Monday, April 23, 2007

More on the Loring/Somers embryonic stem cell story

Further to an earlier post on IPBiz on an article on embryonic stem cells by Terri Somers of the San Diego Union-Tribune, investigation of the file wrapper of application 10/165,765 reveals other details. The '765 application was a continuation of application 9/199,703, which was filed on November 24, 1998, about 4 years earlier than the '765 application. A preliminary amendment in the '765 application was filed which cancelled the claims (as they appeared in the published application) and inserted different claims. The first new claim, claim 33, required that the cell line be genetically modified to lack a positive selection marker. On March 3, 2005, a notice of abandonment was mailed to CyThera, 3550 General Atomics Court, San Diego. Abandonment ensued because of a failure to respond to an Office Action mailed July 6, 2004.

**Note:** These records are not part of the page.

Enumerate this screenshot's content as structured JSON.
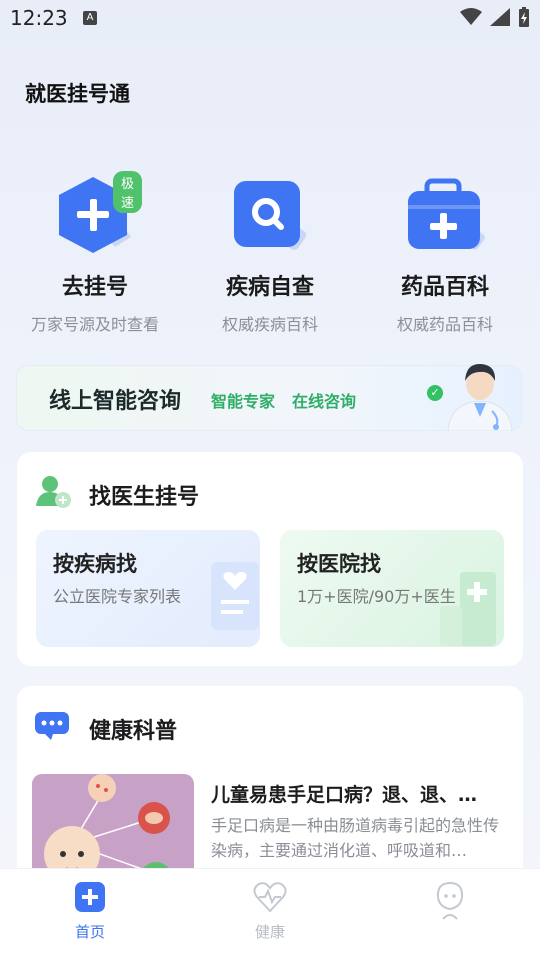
{
  "status_bar": {
    "time": "12:23",
    "notification_icon_letter": "A"
  },
  "app": {
    "title": "就医挂号通"
  },
  "quick_actions": [
    {
      "label": "去挂号",
      "sub": "万家号源及时查看",
      "badge": "极速",
      "icon": "plus-hexagon-icon"
    },
    {
      "label": "疾病自查",
      "sub": "权威疾病百科",
      "icon": "search-icon"
    },
    {
      "label": "药品百科",
      "sub": "权威药品百科",
      "icon": "medicine-kit-icon"
    }
  ],
  "consult_banner": {
    "title": "线上智能咨询",
    "tag1": "智能专家",
    "tag2": "在线咨询"
  },
  "find_doctor": {
    "title": "找医生挂号",
    "cards": [
      {
        "title": "按疾病找",
        "desc": "公立医院专家列表"
      },
      {
        "title": "按医院找",
        "desc": "1万+医院/90万+医生"
      }
    ]
  },
  "health_science": {
    "title": "健康科普",
    "article": {
      "title": "儿童易患手足口病？退、退、…",
      "desc": "手足口病是一种由肠道病毒引起的急性传染病，主要通过消化道、呼吸道和…"
    }
  },
  "tabbar": {
    "tabs": [
      {
        "label": "首页",
        "active": true
      },
      {
        "label": "健康",
        "active": false
      },
      {
        "label": "",
        "active": false
      }
    ]
  },
  "colors": {
    "primary": "#3f74f2",
    "accent_green": "#2fae6a",
    "muted": "#8a8f99"
  }
}
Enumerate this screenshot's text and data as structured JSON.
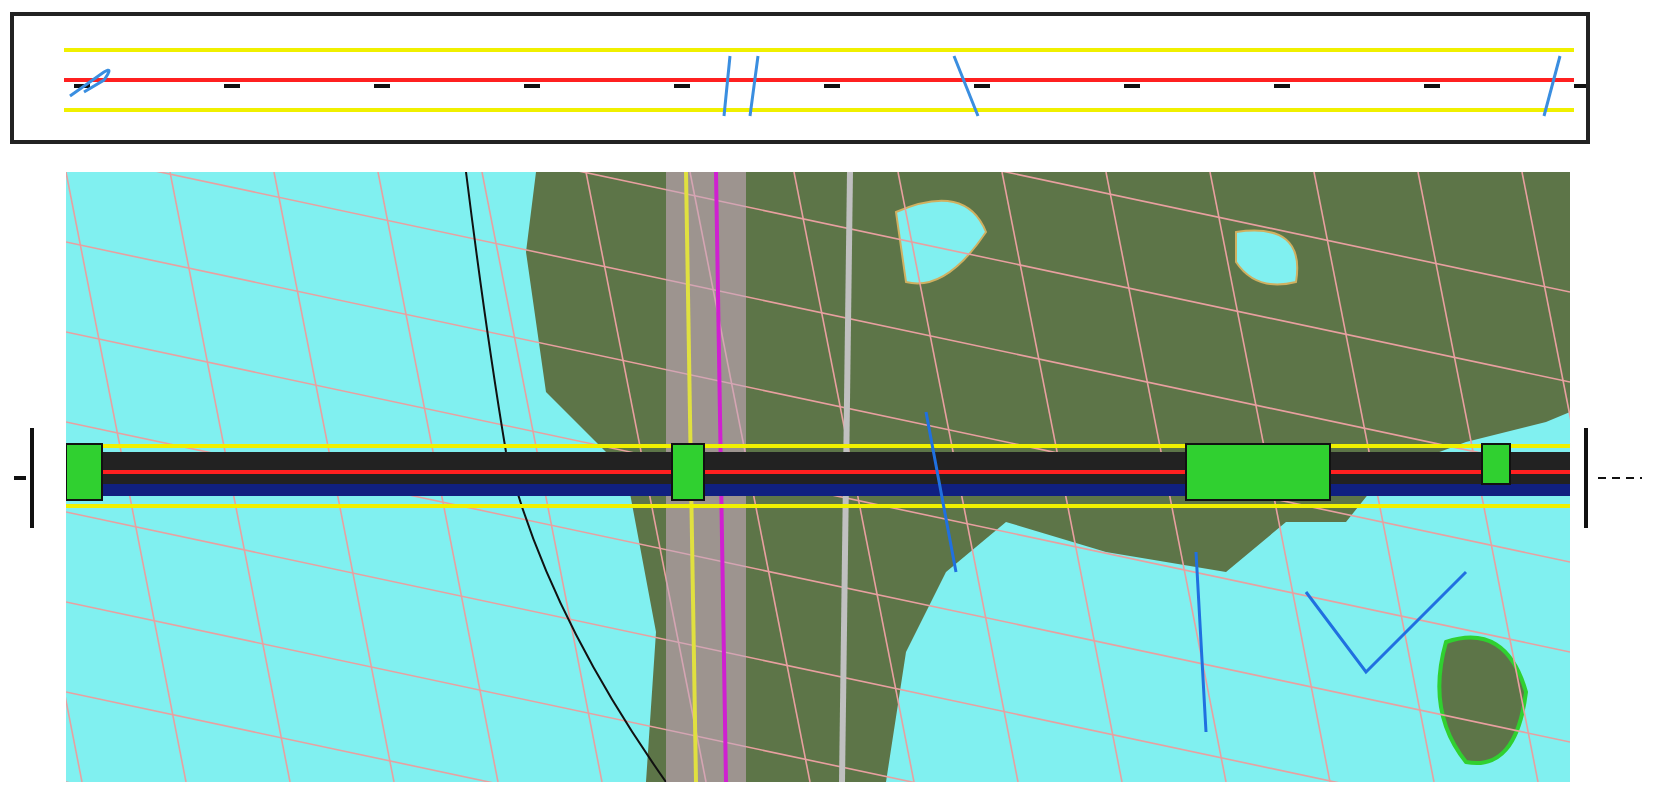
{
  "views": [
    {
      "kind": "profile"
    },
    {
      "kind": "plan"
    }
  ]
}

A final rejection in the parent case (the '703 application) was mailed on January 8, 2002. An RCE was filed on July 8, 2002, but the applicant made no response to a nonfinal rejection in the RCE mailed on September 20, 2002, and the '703 application went abandoned on April 29, 2003.

As noted previously, Somers had made no mention of the attempts by Loring to file patent applications in the article by Somers titled --Embryonic stem cell pioneer chose to publish, not patent--. More to the point of the re-examination of the Thomson patents, Somers neglected to mention that Thomson DID DISCUSS the work of Bongso in Thomson's '780 patent, even though Loring did NOT discuss the work of Bongso in her '765 application. As IPBiz has noted before, it is sometimes what is NOT said that is most significant.


Blogger Lawrence B. Ebert said...

Also, Jeanne Loring and Cathryn Campbell wrote an article entitled "Intellectual Property and Human Embryonic Stem Cell Research," which appeared in 311 Science 1716 on March 24, 2006.